Carlos langsung berusaha mencari-cari cara untuk mengalihkan topik. Suasananya benar-benar tidak bagus saat ini. Di satu sisi, Naomi mencurigai dirinya dengan Katy. Di sisi lain, Katy sedang tidak mau diganggu.

Carlos sendiri, dia tidak mau jika agenda kenalan dengan orang pilihan Katy akan jadi kacau balau. Siapa tahu kan Naomi bisa menyembuhkan hatinya yang disakiti oleh Katy?

"Ah, tidak perlu dipikirkan. Aku hanya minta kak Katy untuk menemaniku saja tadi, karena aku terlalu malu untuk datang sendirian." Carlos mengusap tengkuknya pelan.
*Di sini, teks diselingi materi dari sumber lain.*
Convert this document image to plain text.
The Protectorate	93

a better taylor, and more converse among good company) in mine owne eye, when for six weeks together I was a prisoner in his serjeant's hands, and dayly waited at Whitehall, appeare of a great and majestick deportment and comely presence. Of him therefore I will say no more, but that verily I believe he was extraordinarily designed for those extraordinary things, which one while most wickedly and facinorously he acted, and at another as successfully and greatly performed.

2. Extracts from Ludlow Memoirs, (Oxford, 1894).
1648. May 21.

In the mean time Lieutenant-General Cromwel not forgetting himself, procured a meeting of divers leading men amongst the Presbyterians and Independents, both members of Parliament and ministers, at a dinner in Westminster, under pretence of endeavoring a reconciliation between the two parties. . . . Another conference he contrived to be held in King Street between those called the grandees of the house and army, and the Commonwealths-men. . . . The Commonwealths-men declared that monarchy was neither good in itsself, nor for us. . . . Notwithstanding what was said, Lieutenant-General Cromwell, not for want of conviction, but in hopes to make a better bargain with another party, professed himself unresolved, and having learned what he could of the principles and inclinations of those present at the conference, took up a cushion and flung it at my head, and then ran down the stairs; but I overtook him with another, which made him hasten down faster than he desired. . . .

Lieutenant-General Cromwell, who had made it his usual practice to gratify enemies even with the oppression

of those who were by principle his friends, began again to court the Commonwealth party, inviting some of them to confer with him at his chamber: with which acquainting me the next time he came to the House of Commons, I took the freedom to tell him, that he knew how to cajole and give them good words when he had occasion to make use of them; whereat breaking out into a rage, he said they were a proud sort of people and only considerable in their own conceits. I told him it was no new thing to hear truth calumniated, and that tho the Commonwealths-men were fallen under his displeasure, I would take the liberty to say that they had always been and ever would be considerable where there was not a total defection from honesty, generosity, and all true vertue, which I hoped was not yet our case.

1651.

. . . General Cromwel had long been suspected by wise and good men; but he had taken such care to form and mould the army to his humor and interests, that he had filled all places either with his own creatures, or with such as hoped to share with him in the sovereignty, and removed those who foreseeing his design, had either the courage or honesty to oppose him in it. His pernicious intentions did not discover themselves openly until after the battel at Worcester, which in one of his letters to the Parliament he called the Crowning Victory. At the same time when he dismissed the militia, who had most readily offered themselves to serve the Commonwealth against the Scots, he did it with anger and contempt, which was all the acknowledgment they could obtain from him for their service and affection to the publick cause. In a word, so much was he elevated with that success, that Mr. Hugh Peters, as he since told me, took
Naomi mengerutkan dahinya, berusaha untuk menerima setiap kata yang mengurai dari mulut Carlos. Yah, walaupun keraguan masih jauh lebih menguasai dirinya.

"Untuk sekarang, lebih baik kita bicara di tempat yang lebih bagus, Naomi. Ke cafe, mungkin?"

Carlos tanpa butuh waktu lama langsung menggandeng lembut tangan Naomi menjauh dari tepi jalan tempat mereka berdiri tadi.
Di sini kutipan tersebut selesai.